Produite par l’entreprise LACROIX – ALSETEX sous le code SAE 810, la grenade GLI F4 est classée parmi les grenades à effet de souffle (explosive). La détonation produite par la grenade, dont le niveau sonore peut atteindre jusqu’à 165 décibels (à 5 mètres de l’impact), vise à effrayer l’adversaire. C’est la raison pour laquelle la GLI F4 a toute sa place dans la panoplie des armes à effet psychologique mise en service depuis le début des années 2000. Elle est souvent appelée pour cette raison « grenade assourdissante », bien que la grenade assourdissante corresponde à un autre modèle de grenade produite par Alsetex, la SAE 430, qui n’est pas employée dans le cadre du maintien de l’ordre en France.

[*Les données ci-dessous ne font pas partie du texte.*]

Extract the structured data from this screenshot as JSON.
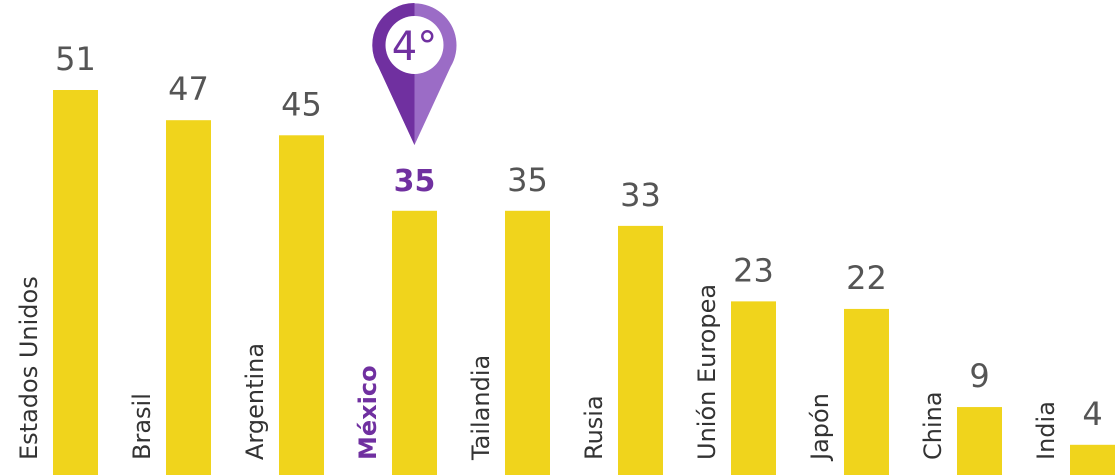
{
  "chart_data": {
    "type": "bar",
    "categories": [
      "Estados Unidos",
      "Brasil",
      "Argentina",
      "México",
      "Tailandia",
      "Rusia",
      "Unión Europea",
      "Japón",
      "China",
      "India"
    ],
    "values": [
      51,
      47,
      45,
      35,
      35,
      33,
      23,
      22,
      9,
      4
    ],
    "color": "#f0d41c",
    "highlight": {
      "index": 3,
      "color": "#7030a0",
      "annotation": "4°"
    }
  }
}
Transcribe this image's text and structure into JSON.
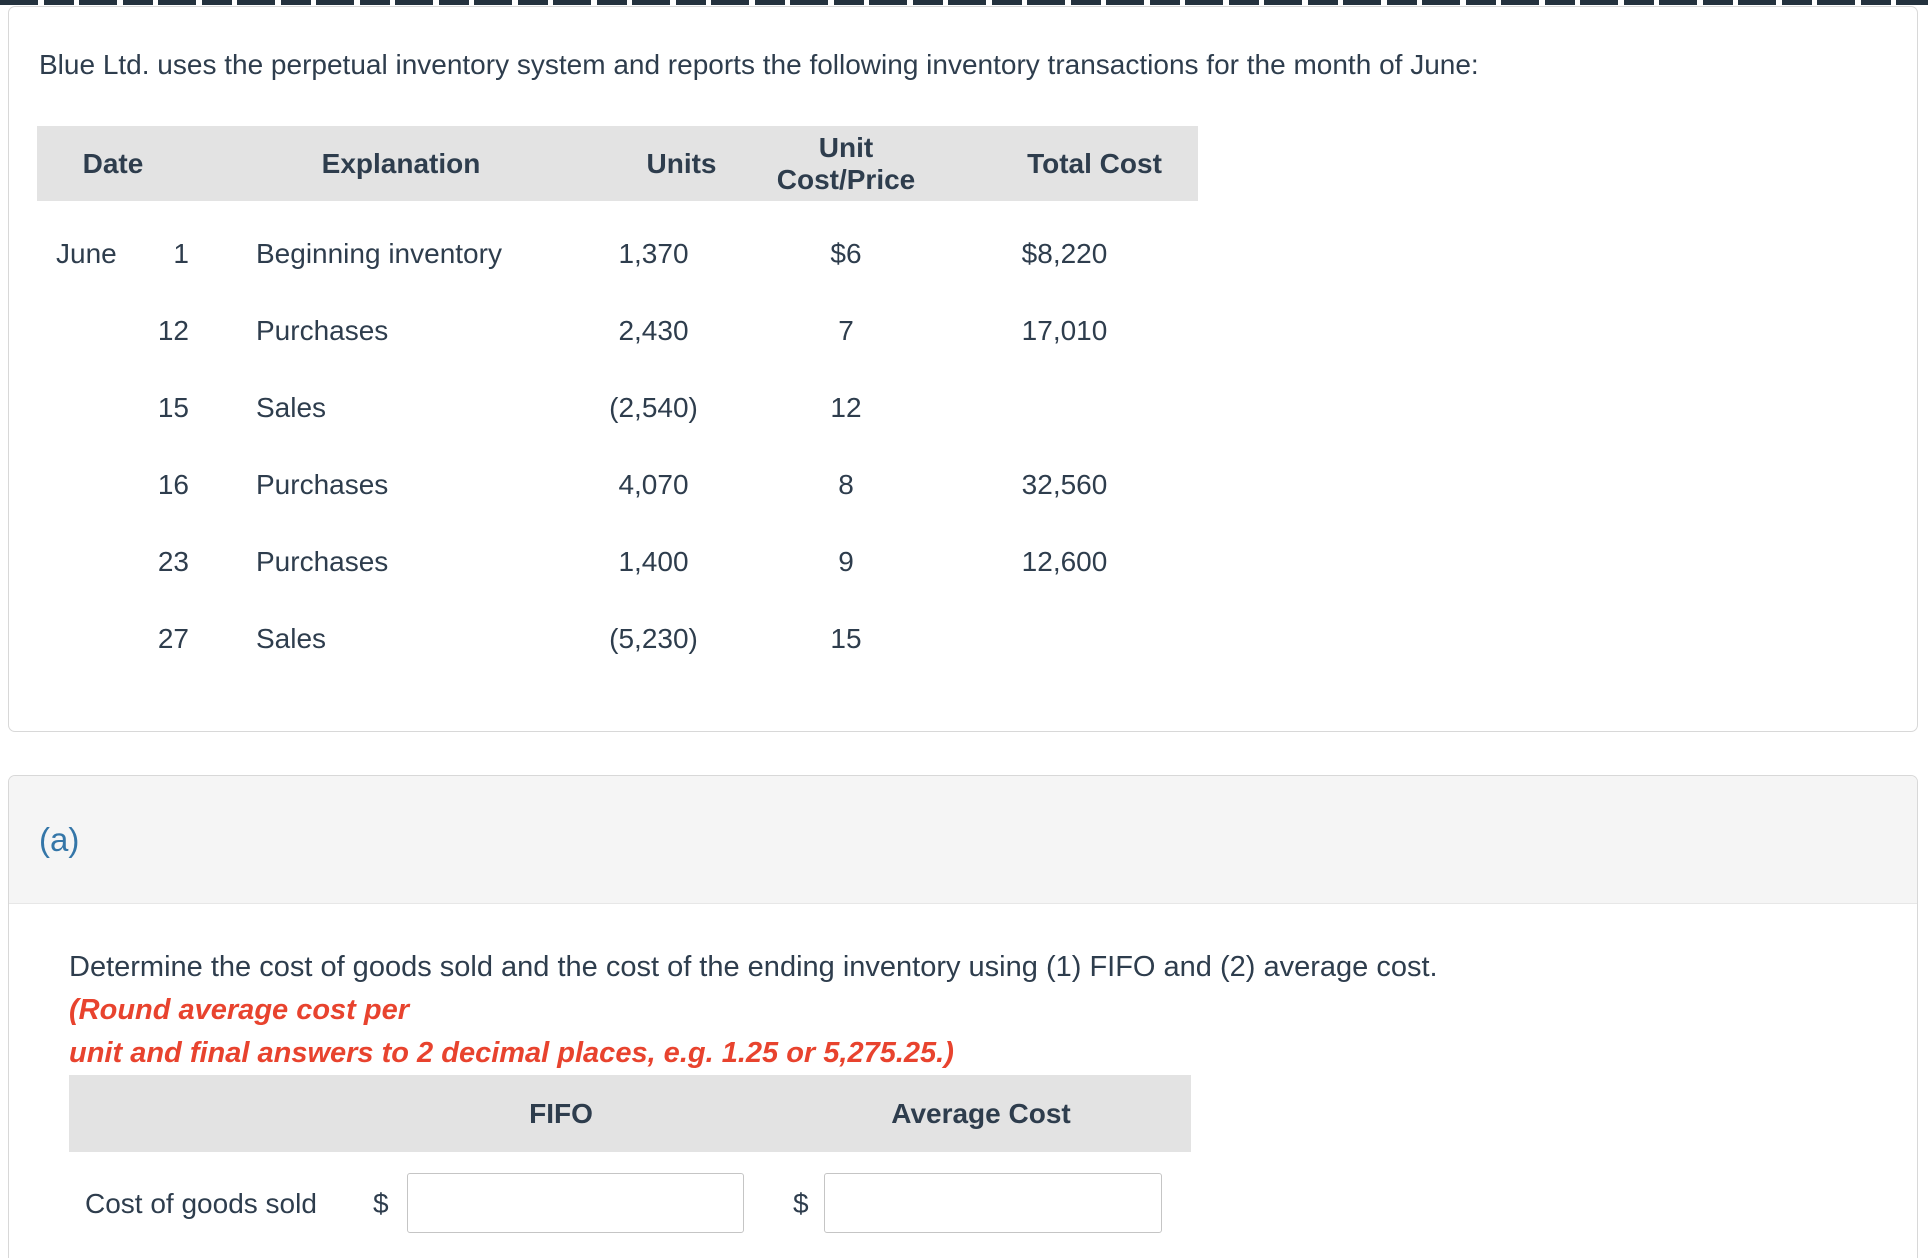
{
  "top": {
    "problem_statement": "Blue Ltd. uses the perpetual inventory system and reports the following inventory transactions for the month of June:"
  },
  "inventory_table": {
    "headers": {
      "date": "Date",
      "explanation": "Explanation",
      "units": "Units",
      "unit_cost": "Unit Cost/Price",
      "total_cost": "Total Cost"
    },
    "rows": [
      {
        "month": "June",
        "day": "1",
        "explanation": "Beginning inventory",
        "units": "1,370",
        "unit_cost": "$6",
        "total_cost": "$8,220"
      },
      {
        "month": "",
        "day": "12",
        "explanation": "Purchases",
        "units": "2,430",
        "unit_cost": "7",
        "total_cost": "17,010"
      },
      {
        "month": "",
        "day": "15",
        "explanation": "Sales",
        "units": "(2,540)",
        "unit_cost": "12",
        "total_cost": ""
      },
      {
        "month": "",
        "day": "16",
        "explanation": "Purchases",
        "units": "4,070",
        "unit_cost": "8",
        "total_cost": "32,560"
      },
      {
        "month": "",
        "day": "23",
        "explanation": "Purchases",
        "units": "1,400",
        "unit_cost": "9",
        "total_cost": "12,600"
      },
      {
        "month": "",
        "day": "27",
        "explanation": "Sales",
        "units": "(5,230)",
        "unit_cost": "15",
        "total_cost": ""
      }
    ]
  },
  "section": {
    "label": "(a)"
  },
  "instruction": {
    "line1_dark": "Determine the cost of goods sold and the cost of the ending inventory using (1) FIFO and (2) average cost. ",
    "line1_red": "(Round average cost per",
    "line2_red": "unit and final answers to 2 decimal places, e.g. 1.25 or 5,275.25.)"
  },
  "answer_table": {
    "col_fifo": "FIFO",
    "col_average": "Average Cost",
    "row_label": "Cost of goods sold",
    "fifo_currency": "$",
    "average_currency": "$",
    "fifo_input_value": "",
    "average_input_value": ""
  },
  "colors": {
    "text": "#2e3d4d",
    "accent_blue": "#3476a8",
    "warning_red": "#e8432e",
    "table_header_bg": "#e3e3e3",
    "section_header_bg": "#f5f5f5"
  }
}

Encadré par l’article R. 431-3 du code pénal et l’article D. 211-17 du code de la sécurité intérieure, l’usage de la Grenade Lacrymogène Instanée (GLI F4) est prévu dans le cadre d’une riposte graduée, jaugée au regard de la violence réelle ou supposée des manifestantEs faisant face aux forces de l’ordre. Son usage intervient si les moyens basiques du maintien de l’ordre, à savoir les matraques, les canons à eau et les grenades lacrymogènes, sont jugés inefficients. Elle est utilisée sur le palier « usage des armes » qui succède au palier « emploi de la force ». Elle précède le palier « riposte » prévoyant l’usage d’armes à feu individuelles.

Utilisée allègrement lors d’affrontements de moindre intensité, et sans que les manifestantEs n’aient utilisé autre chose que des pierres, la grenade GLI F4 impose un haut niveau de violence et entraîne des blessures de guerre qui sont difficilement prises en charge par les services d’urgence classiques.

Entre Saudron et Bure ce 15 août, la préfecture a volontairement augmenté par trois le niveau de la répression, employant pour la première fois un canon à eau pour empêcher la manifestation alors qu’aucune altercation n’était encore à signaler, arrosant ensuite la foule de gaz lacrymogène alors qu’elle se trouvait à plus de 200 mètres des gendarmes et usant de grenades de désencerclement et de grenades GLI F4 alors que les forces de l’ordre n’étaient ni encerclées, ni acculées, ni mises en difficulté par les manifestantEs.

Lire ICI le communiqué des équipes medics, automedia et légales de Bure suite à la manifestation du 15 août

L’État, encore une fois, déclare la guerre aux opposantEs, employant envers elleux les moyens d’un combat symétrique.